Section 46, which is a really good measure, provides relief from capital gains tax for restructuring of farms. One of the historical problem we have faced in Ireland is the whole farm structure. The fragmentation issue is incredible. Having ones farm in different fragments is a high cost game as one must travel from one place to the other. It costs to move machinery and animals. One cannot build up necessary infrastructure because one does not have enough land around one’s parlour. This is a fabulous scheme and I am amazed it has not been thought of earlier. I advise the Minister to keep an open mind on the final date here and not to be wedded to the closing date in the Bill. Farmers have a tie to their land and it takes them a while to get their head around letting go of a part of their land and swapping it for another. The Minister merely must bear in mind that there might be a conflict until it sinks in properly that this is a good idea. I would watch it closely. It is something on which momentum could take a little while to build up.
I might have a look at section 56 regarding niche producers and micro-breweries, especially ones where there is micro-production of cider. Such business persons need a stimulus in early production and maybe we should look at them being allowed allowances.
On section 59(1)(c), on carbon tax, I encourage the Minister to enter into discussions with the farm contractors’ associations regarding carbon tax on farms. It is only another spancel to production. Farmers do not have large incomes at present and this is something that needs to be looked at.
Maybe the Minister should consider tax reliefs for those who substitute fuel with carbon-neutral options because there are options out there. The reason I ask for tax reliefs in this area – these are quite specific – is because there are high capital costs in putting in place systems which replace diesel fuels in agri-production. It is akin to the inverse of section 59(1)(c). If it is good one way – as they say, sauce for the goose is sauce for the gander – it should work in both directions.
Section 71 relates to VAT. While this reduction, from 5.2% to 4.8%, looks innocuous, it has had a significant effect on the pig sector. I will go into more technical detail on this. The matter has generated much stress there. Maybe it needs to be exempted for that sector because it is on its knees.

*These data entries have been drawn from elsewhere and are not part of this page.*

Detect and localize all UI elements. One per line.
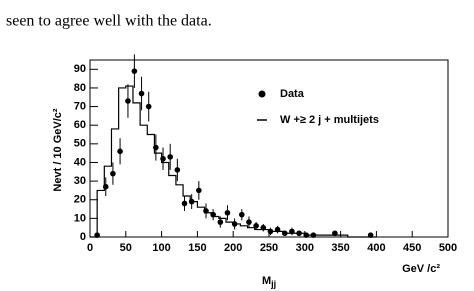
plot-frame — [89, 59, 449, 238]
x-tick-label: 350 — [331, 242, 349, 254]
data-point — [217, 219, 224, 225]
x-tick-label: 250 — [260, 242, 278, 254]
x-tick-label: 50 — [120, 242, 132, 254]
data-point — [138, 90, 145, 97]
data-point — [181, 200, 188, 207]
data-point — [125, 98, 131, 104]
data-point — [167, 154, 173, 160]
data-point — [110, 170, 116, 177]
body-text: seen to agree well with the data. — [6, 13, 212, 30]
legend-label: Data — [280, 88, 305, 100]
data-point — [145, 103, 152, 110]
y-tick-label: 0 — [80, 231, 86, 243]
data-point — [238, 211, 245, 218]
y-tick-label: 10 — [74, 212, 86, 224]
y-tick-label: 40 — [74, 156, 86, 168]
data-point — [131, 68, 138, 74]
x-tick-label: 500 — [439, 242, 457, 254]
legend-marker — [258, 90, 266, 98]
y-tick-label: 80 — [74, 82, 86, 94]
legend-label: W +≥ 2 j + multijets — [280, 114, 379, 126]
x-tick-label: 300 — [296, 242, 314, 254]
y-tick-label: 70 — [74, 100, 86, 112]
y-tick-label: 50 — [74, 138, 86, 150]
x-tick-label: 100 — [152, 242, 170, 254]
data-point — [246, 219, 252, 225]
x-tick-label: 150 — [188, 242, 206, 254]
x-symbol: Mjj — [262, 275, 276, 289]
y-tick-label: 90 — [74, 63, 86, 75]
x-axis-label: GeV /c² — [402, 263, 440, 275]
data-point — [224, 209, 231, 216]
x-tick-label: 200 — [224, 242, 242, 254]
y-tick-label: 30 — [74, 175, 86, 187]
x-tick-label: 0 — [87, 242, 93, 254]
data-point — [196, 187, 202, 194]
y-axis-label: Nevt / 10 GeV/c² — [52, 108, 64, 191]
histogram-line — [90, 85, 377, 238]
x-tick-label: 400 — [367, 242, 385, 254]
data-point — [174, 167, 181, 173]
y-tick-label: 60 — [74, 119, 86, 131]
data-point — [117, 148, 123, 155]
y-tick-label: 20 — [74, 194, 86, 206]
x-tick-label: 450 — [403, 242, 421, 254]
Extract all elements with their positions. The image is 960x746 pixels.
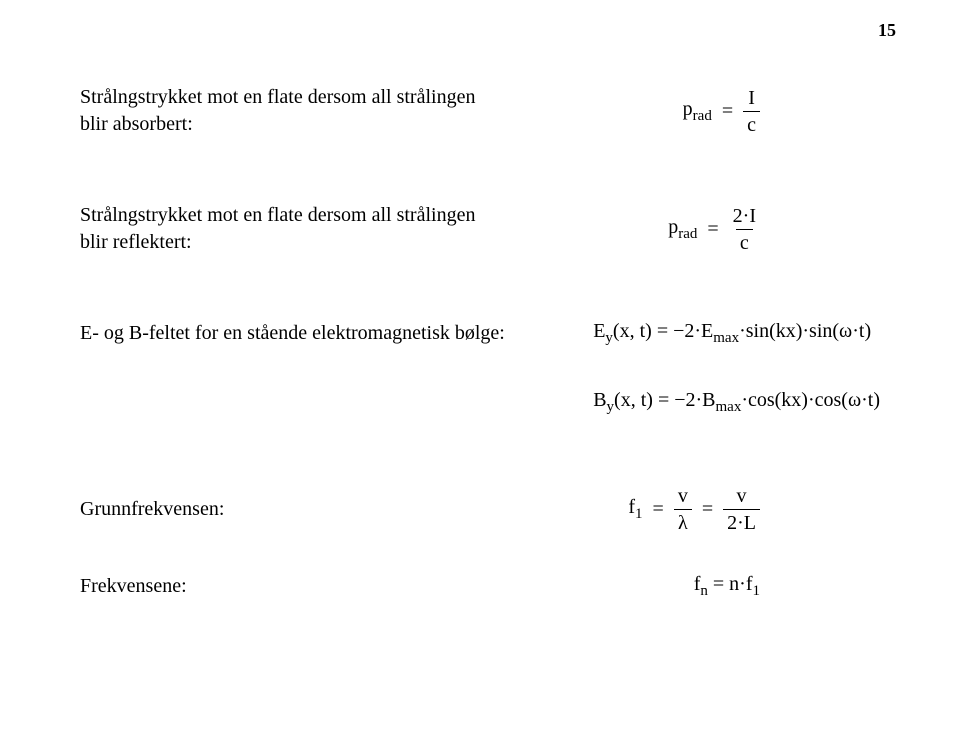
label-ebfield: E- og B-feltet for en stående elektromag… — [80, 320, 505, 347]
eq-sign: = — [702, 498, 713, 521]
eq-sign: = — [707, 218, 718, 241]
frac-den: 2·L — [723, 509, 760, 533]
rhs1: −2·B — [674, 389, 715, 411]
rhs2: ·sin(kx)·sin(ω·t) — [739, 320, 871, 342]
formula-absorbed-lhs: prad — [683, 98, 712, 125]
eq-sign: = — [653, 498, 664, 521]
sub: y — [605, 330, 613, 346]
row-reflected: Strålngstrykket mot en flate dersom all … — [80, 202, 900, 256]
rhs-sub: 1 — [753, 583, 761, 599]
formula-frequencies: fn = n·f1 — [694, 573, 760, 600]
frac-den: λ — [674, 509, 692, 533]
row-frequencies: Frekvensene: fn = n·f1 — [80, 573, 900, 600]
frac-num: v — [733, 486, 751, 509]
frac-den: c — [743, 111, 760, 135]
sym: p — [668, 216, 678, 238]
eq-by: By(x, t) = −2·Bmax·cos(kx)·cos(ω·t) — [593, 389, 880, 416]
rhs-sub: max — [713, 330, 739, 346]
formula-fundamental: f1 = v λ = v 2·L — [628, 486, 760, 533]
page-number: 15 — [878, 20, 896, 41]
frac-num: I — [744, 88, 759, 111]
eq-fn: fn = n·f1 — [694, 573, 760, 600]
label-reflected: Strålngstrykket mot en flate dersom all … — [80, 202, 475, 256]
sub: 1 — [635, 506, 643, 522]
args: (x, t) — [613, 320, 652, 342]
eq: = — [708, 573, 729, 595]
eq: = — [652, 320, 673, 342]
label-absorbed-line2: blir absorbert: — [80, 113, 193, 135]
rhs2: ·cos(kx)·cos(ω·t) — [741, 389, 880, 411]
sym: E — [593, 320, 605, 342]
label-absorbed-line1: Strålngstrykket mot en flate dersom all … — [80, 86, 475, 108]
row-absorbed: Strålngstrykket mot en flate dersom all … — [80, 84, 900, 138]
formula-ebfield: Ey(x, t) = −2·Emax·sin(kx)·sin(ω·t) By(x… — [593, 320, 880, 416]
frac-num: 2·I — [729, 206, 760, 229]
formula-reflected: prad = 2·I c — [668, 206, 760, 253]
formula-fundamental-lhs: f1 — [628, 496, 642, 523]
frac-absorbed: I c — [743, 88, 760, 135]
eq-ey: Ey(x, t) = −2·Emax·sin(kx)·sin(ω·t) — [593, 320, 871, 347]
sub: n — [700, 583, 708, 599]
sub: rad — [678, 226, 697, 242]
formula-ey: Ey(x, t) = −2·Emax·sin(kx)·sin(ω·t) — [593, 320, 871, 347]
row-fundamental: Grunnfrekvensen: f1 = v λ = v 2·L — [80, 486, 900, 533]
frac-den: c — [736, 229, 753, 253]
formula-reflected-lhs: prad — [668, 216, 697, 243]
sub: y — [607, 399, 615, 415]
frac-num: v — [674, 486, 692, 509]
frac-f1a: v λ — [674, 486, 692, 533]
label-reflected-line1: Strålngstrykket mot en flate dersom all … — [80, 204, 475, 226]
label-absorbed: Strålngstrykket mot en flate dersom all … — [80, 84, 475, 138]
formula-absorbed: prad = I c — [683, 88, 760, 135]
sym: B — [593, 389, 606, 411]
rhs1: n·f — [729, 573, 752, 595]
eq: = — [653, 389, 674, 411]
rhs1: −2·E — [673, 320, 713, 342]
frac-reflected: 2·I c — [729, 206, 760, 253]
sub: rad — [693, 108, 712, 124]
page: 15 Strålngstrykket mot en flate dersom a… — [0, 0, 960, 746]
rhs-sub: max — [716, 399, 742, 415]
eq-sign: = — [722, 100, 733, 123]
formula-by: By(x, t) = −2·Bmax·cos(kx)·cos(ω·t) — [593, 389, 880, 416]
label-frequencies: Frekvensene: — [80, 573, 187, 600]
row-ebfield: E- og B-feltet for en stående elektromag… — [80, 320, 900, 416]
label-reflected-line2: blir reflektert: — [80, 231, 192, 253]
label-fundamental: Grunnfrekvensen: — [80, 496, 224, 523]
frac-f1b: v 2·L — [723, 486, 760, 533]
args: (x, t) — [614, 389, 653, 411]
sym: p — [683, 98, 693, 120]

I wish to address the issue of rates. For many people not involved in business, there is no appreciation of the issue. Rates need to be considered in totality. It is possible for a business to have huge ground cover and very low turnover. For such a business, rates could represent a major proportion of the profit whereas for a multinational on the same land, it would only represent a fraction of it total turnover. That needs to be borne in mind.